Ausgabe vom 24. November 2017

Forst: „Geheime Symbole“ im Wald

ERKLÄRUNGEN zu den „Förster-Graffiti“ gab Forstamtsleiter Kienzler (r.) im Beisein (v.r.) von Förster Struck, BM Stapf und OV Gartner. Foto: Knopf

ERKLÄRUNGEN zu den „Förster-Graffiti“ gab Forstamtsleiter Kienzler (r.) im Beisein (v.r.) von Förster Struck, BM Stapf und OV Gartner. Foto: Knopf

 

Farbmarkierungen zeigen Forstentwicklung an

Wer des Öfteren im Wald spazieren geht, hat mit Sicherheit schon vermeintlich „geheime Farbmarkierungen“ auf Bäumen gesehen. Über deren Bedeutung klärten kürzlich Bürgermeister Klaus Stapf, Forstamtsleiter Ulrich Kienzler und Revierförster Bernd Struck im Beisein von Ortsvorsteher Alfons Gartner im Wald von Stupferich auf.

Ein grüner Punkt bedeutet etwa „Zukunftsbaum“, besonders erhaltungswürdig. Ein weißer Balken deutet eine Rückegasse an, auf deren Strecke gefällte Bäume transportiert werden. Ein blaues H steht für Habitatbaum mit hoher ökologischer Wertigkeit, weiße Wellenlinien stehen für Habitatgruppen. Ein orangefarbener Diagonalstrich deutet die Fällung an. „Unser primäres Anliegen ist ein ökologischer und nachhaltiger Wald, der erhalten und gepflegt werden muss“, betonte Stapf.

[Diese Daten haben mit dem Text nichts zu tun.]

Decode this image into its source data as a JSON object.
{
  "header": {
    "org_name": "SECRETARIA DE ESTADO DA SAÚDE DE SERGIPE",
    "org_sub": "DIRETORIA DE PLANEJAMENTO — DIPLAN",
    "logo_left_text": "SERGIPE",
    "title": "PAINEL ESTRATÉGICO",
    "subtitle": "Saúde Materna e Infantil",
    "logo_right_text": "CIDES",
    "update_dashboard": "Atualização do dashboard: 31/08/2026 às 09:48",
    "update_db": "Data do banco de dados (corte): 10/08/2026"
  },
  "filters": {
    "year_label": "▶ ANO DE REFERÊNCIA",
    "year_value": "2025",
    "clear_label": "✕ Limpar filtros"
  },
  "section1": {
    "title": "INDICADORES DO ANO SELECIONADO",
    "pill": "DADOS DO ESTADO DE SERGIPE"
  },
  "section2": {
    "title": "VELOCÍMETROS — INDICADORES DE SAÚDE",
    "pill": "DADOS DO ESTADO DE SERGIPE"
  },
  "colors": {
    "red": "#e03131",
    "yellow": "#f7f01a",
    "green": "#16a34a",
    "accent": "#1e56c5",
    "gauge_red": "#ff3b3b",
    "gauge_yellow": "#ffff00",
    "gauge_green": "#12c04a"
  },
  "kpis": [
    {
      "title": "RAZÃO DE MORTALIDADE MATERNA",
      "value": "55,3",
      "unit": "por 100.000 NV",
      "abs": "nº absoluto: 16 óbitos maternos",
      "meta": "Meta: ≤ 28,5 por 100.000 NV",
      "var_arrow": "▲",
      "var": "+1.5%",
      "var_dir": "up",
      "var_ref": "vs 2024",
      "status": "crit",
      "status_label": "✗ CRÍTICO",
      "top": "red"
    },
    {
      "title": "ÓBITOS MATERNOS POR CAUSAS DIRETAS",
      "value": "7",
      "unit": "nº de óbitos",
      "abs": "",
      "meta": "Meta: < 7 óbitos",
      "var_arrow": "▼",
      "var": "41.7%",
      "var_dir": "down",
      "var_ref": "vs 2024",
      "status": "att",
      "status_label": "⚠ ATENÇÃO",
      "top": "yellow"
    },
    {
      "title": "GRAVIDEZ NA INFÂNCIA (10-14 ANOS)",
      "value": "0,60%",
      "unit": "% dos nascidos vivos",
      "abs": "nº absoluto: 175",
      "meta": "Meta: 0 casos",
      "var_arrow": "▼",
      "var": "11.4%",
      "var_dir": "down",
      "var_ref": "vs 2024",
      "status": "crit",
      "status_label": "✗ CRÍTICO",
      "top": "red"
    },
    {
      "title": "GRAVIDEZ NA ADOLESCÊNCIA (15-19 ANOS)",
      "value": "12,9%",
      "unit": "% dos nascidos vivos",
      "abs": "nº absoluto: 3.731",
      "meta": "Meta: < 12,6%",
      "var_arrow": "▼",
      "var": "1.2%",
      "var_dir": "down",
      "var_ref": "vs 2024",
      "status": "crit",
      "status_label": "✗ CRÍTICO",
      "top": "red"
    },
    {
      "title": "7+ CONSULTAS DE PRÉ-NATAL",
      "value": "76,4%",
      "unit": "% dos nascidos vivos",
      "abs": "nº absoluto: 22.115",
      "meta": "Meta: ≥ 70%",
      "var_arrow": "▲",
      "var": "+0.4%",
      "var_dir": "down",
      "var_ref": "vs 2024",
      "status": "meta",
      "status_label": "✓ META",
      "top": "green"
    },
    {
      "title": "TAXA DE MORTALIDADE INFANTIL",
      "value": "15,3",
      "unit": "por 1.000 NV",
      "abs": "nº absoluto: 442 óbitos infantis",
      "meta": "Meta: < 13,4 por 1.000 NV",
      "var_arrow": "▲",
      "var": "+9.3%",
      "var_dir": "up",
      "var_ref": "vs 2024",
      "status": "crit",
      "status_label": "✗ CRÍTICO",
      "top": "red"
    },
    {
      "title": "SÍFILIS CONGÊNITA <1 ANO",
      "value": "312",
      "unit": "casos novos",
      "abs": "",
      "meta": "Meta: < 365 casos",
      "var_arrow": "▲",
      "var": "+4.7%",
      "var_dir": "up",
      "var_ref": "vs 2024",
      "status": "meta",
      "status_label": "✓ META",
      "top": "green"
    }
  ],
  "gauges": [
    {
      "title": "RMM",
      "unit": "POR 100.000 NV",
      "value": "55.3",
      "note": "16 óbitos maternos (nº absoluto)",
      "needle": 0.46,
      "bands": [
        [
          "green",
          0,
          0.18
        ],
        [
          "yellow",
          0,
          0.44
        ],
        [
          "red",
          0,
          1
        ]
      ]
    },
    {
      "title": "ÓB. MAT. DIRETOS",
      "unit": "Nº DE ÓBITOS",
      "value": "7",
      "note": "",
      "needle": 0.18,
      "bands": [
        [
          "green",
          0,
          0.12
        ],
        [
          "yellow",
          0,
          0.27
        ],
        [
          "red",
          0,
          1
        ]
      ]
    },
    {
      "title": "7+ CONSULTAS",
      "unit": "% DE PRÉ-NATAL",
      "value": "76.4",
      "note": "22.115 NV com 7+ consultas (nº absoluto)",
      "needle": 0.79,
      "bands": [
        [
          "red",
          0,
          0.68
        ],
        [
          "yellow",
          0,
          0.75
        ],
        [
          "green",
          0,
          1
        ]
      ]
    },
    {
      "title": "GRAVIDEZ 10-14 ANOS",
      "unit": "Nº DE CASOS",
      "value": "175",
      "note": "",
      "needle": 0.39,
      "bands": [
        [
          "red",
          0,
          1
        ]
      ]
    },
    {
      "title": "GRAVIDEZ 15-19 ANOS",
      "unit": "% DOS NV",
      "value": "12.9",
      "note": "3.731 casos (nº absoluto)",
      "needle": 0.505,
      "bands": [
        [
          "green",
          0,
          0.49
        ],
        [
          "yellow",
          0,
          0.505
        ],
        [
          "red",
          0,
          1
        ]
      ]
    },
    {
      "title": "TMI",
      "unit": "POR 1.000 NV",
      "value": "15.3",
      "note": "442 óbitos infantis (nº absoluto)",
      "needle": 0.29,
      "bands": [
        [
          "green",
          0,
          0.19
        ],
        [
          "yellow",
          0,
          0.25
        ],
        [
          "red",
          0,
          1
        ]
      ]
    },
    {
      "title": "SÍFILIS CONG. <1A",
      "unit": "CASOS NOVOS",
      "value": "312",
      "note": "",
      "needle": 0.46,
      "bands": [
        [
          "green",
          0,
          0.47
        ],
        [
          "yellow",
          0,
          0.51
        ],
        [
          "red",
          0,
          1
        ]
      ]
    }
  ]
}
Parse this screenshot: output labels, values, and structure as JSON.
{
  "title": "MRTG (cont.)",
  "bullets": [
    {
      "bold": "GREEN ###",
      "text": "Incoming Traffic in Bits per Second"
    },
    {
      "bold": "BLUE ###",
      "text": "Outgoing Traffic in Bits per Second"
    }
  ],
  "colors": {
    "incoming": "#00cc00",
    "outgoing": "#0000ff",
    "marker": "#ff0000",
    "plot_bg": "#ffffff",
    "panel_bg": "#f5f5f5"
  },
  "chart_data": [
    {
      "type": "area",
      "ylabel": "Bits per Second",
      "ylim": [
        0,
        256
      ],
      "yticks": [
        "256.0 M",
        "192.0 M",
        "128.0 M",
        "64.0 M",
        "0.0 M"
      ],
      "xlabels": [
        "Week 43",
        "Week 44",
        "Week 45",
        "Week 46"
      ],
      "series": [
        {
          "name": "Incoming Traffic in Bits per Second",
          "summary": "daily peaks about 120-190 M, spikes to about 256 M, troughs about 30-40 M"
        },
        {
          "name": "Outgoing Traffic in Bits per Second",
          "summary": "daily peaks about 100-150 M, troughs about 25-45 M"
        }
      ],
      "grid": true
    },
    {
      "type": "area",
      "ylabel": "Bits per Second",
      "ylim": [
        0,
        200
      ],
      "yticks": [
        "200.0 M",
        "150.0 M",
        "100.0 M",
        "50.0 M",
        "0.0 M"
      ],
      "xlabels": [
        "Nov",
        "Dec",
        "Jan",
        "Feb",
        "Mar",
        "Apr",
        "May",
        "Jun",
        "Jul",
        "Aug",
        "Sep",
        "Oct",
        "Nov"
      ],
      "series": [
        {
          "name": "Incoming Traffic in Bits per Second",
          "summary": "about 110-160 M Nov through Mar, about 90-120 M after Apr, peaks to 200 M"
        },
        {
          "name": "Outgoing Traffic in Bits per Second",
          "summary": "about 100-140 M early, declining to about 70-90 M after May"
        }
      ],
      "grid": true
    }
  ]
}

Der Forst habe verschiedene Funktionen: eine ökologische, eine ökonomische und eine soziale – als Naherholungsziel. Das Holz, das in den Karlsruher Mischwäldern geschlagen wird – pro Jahr im Schnitt zwischen 12.000 und 14.000 Kubikmeter –, findet Nutzen in der holzverarbeitenden Industrie, in Sägewerken, als Brennholz. Es gehe aber weniger um den monetären Aspekt, im Fokus stehe das Konzept der nachhaltigen Waldbewirtschaftung. „Bei uns gibt es keinen Kahlschlag. Wir gehen äußerst behutsam vor und sind weit von der Obergrenze entfernt. Wichtig sind uns vitale Wälder“, so Kienzler.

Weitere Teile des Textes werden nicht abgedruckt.